Se dieron la mano y Carlos pensaba que Rodrigo no se había alterado durante la conversación. Le miró alejarse entre la gente. Entonces empujó la puerta del bar y vio que aún tenía en la mano izquierda la caja redonda y roja de juanolas.

Pasó un mes. El viernes 10 de mayo, a las siete y media, Ainhoa abrió la puerta del piso donde había vivido tres años con Carlos. Se acordaba del apartamento que compartieron al principio y del ático adonde se mudaron hasta que Diego cumplió un año. Cuando encontraron ese piso por un precio accesible, no se lo creían: era grande, estaba en el centro, tenía casi tanta luz como el ático pero no hacía tanto calor, había una habitación para Diego y otra para sus mesas de trabajo y hasta una pequeña despensa. Todo les gustaba, el ascensor de madera, los techos altos, el salón largo y profundo, la vista de la torre de ladrillo. Después, al vivirlo, habían ido viendo que los tabiques eran demasiado delgados, y la calle más ruidosa de lo que parecía, que en invierno la calefacción central no bastaba, que la cocina tenía mala ventilación. Pero aun así la casa seguía gustándoles, Ainhoa siempre había contado con que sería su casa hasta que Diego creciera y ellos realizaran el sueño de vivir fuera de Madrid.

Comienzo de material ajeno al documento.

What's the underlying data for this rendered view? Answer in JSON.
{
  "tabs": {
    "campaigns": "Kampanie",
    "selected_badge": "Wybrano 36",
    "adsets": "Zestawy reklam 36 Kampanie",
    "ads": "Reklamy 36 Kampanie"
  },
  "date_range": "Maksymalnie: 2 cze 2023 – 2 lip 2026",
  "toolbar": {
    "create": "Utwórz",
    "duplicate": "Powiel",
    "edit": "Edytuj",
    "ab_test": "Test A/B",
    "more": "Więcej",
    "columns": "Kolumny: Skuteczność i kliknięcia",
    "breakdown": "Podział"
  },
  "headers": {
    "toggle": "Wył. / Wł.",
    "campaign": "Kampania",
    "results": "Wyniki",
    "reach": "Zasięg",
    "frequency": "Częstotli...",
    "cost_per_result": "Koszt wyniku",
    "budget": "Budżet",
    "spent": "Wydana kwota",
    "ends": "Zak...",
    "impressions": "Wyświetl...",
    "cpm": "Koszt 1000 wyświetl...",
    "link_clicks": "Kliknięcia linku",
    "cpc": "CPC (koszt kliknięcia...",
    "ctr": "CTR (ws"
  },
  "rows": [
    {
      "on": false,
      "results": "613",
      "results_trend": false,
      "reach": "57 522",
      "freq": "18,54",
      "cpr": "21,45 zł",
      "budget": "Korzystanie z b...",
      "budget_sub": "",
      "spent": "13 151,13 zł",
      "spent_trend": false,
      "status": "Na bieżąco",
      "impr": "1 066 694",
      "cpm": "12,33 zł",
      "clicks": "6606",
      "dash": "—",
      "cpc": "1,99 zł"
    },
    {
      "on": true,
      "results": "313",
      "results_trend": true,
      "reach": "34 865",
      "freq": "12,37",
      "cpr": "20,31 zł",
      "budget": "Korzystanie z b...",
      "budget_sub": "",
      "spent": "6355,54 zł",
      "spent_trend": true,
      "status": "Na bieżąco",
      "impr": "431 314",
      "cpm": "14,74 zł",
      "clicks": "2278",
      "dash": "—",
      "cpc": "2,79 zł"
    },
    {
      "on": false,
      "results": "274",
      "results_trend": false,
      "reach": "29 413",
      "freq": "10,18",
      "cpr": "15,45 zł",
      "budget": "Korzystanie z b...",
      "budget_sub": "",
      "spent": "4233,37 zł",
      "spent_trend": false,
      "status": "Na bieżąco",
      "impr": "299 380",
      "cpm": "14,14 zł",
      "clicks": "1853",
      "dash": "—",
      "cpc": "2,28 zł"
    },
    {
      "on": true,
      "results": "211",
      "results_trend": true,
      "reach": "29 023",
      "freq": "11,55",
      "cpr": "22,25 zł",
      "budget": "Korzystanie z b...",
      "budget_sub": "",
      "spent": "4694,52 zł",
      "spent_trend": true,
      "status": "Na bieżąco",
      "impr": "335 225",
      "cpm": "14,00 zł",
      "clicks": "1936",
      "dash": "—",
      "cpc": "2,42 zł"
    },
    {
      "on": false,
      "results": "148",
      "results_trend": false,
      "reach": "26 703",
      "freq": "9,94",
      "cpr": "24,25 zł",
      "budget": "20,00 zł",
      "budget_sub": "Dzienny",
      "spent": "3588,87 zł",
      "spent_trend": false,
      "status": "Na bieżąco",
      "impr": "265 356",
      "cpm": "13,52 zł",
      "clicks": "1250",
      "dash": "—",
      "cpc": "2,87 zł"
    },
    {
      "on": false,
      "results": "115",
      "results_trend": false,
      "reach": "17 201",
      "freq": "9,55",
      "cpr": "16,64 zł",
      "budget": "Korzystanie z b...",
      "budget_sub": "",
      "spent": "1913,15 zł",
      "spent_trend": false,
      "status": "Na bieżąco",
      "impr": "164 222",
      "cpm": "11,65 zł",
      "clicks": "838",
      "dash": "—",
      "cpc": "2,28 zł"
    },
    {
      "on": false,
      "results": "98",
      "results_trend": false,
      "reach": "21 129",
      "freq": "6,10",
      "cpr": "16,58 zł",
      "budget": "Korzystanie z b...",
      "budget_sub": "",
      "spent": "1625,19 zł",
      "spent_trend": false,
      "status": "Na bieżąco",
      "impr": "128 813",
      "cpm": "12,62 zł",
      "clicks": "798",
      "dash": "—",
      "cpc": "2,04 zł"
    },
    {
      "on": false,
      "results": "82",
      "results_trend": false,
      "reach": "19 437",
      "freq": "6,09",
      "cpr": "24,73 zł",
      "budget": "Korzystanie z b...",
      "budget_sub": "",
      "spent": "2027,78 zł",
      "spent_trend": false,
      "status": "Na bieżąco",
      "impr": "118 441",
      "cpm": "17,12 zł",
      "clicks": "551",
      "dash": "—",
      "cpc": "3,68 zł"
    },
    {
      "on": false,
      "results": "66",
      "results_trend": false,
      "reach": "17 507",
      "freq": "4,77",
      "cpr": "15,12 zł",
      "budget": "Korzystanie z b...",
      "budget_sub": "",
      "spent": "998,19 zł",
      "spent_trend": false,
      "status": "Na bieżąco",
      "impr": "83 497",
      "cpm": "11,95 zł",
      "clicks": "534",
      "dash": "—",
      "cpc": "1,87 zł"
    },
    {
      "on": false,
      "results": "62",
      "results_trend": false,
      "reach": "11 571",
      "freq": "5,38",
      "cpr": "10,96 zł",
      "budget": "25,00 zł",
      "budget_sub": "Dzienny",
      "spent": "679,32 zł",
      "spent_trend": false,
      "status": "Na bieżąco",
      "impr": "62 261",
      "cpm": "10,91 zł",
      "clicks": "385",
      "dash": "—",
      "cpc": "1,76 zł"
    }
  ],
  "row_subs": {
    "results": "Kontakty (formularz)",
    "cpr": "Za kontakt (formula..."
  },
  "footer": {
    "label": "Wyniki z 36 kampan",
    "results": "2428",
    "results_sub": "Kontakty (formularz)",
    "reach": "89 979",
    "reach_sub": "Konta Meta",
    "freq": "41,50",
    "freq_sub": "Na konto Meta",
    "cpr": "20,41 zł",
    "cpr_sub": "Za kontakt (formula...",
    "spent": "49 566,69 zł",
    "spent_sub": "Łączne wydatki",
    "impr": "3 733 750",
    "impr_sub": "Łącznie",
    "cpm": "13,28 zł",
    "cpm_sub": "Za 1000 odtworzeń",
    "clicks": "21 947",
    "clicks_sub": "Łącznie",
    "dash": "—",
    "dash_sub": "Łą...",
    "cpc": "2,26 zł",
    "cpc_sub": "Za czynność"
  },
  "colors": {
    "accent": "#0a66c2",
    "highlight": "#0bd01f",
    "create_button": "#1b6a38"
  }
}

Ahora, en unas pocas semanas, la casa había dejado de parecer una casa. Faltaban muebles y cuadros, libros, lámparas, el sofá y el equipo de música. Ainhoa se metió en el cuarto de Diego, el único que permanecía más o menos intacto. Necesitaba echarse diez minutos, descansar. Había tenido varias guardias seguidas, y estaba además su traslado, y el de Carlos, y estaban las pequeñas discusiones descorazonadoras. Era descorazonador comprobar cómo aunque la razón y el buen sentido pusieran de manifiesto que no se odiaban, que se tenían respeto y aprecio, ambos se obstinaban en provocar conflictos. Uno de los dos acababa siempre encontrando pretextos para la indirecta o el sombrío encogimiento de hombros. Buscaban motivos innobles, causas turbias, algo que les permitiera dar un corte a lo que no podía ser cortado, los años, el pasado, el tejido orgánico de cada biografía.

Ainhoa entrecerró los ojos. Desde la cama de Diego veía el futbolín en miniatura, los juguetes de madera y los coches desperdigados. Temían hacerle daño, eso era lo que menos se decían. Sin embargo, ella empezaba a estar asustada. Diego pasaba de la locuacidad al mutismo sin que ninguno de los dos supiera por qué. El mutismo podía durar tres días en los que no lograban arrancarle una palabra a no ser «no vale» o «eso sí vale». Al parecer, Diego estaba reglamentando el mundo, tenía que pasar del no vale que mis padres vivan separados al «eso sí vale». Un pedagogo amigo de su hermana se lo había explicado diciéndole que no debía preocuparse. Ainhoa alargó la mano para coger un conejo de peluche gris. Quizá sí debía preocuparse. En cualquier caso, estaba preocupada y saber que miles de parejas con hijos se separaban y los niños crecían luminosos, serenos, era un dato que tal vez más adelante la aliviaría, un dato que antes, al principio, la había ayudado, pero que ahora parecía salir volando ante la cara seria y dubitativa de Diego.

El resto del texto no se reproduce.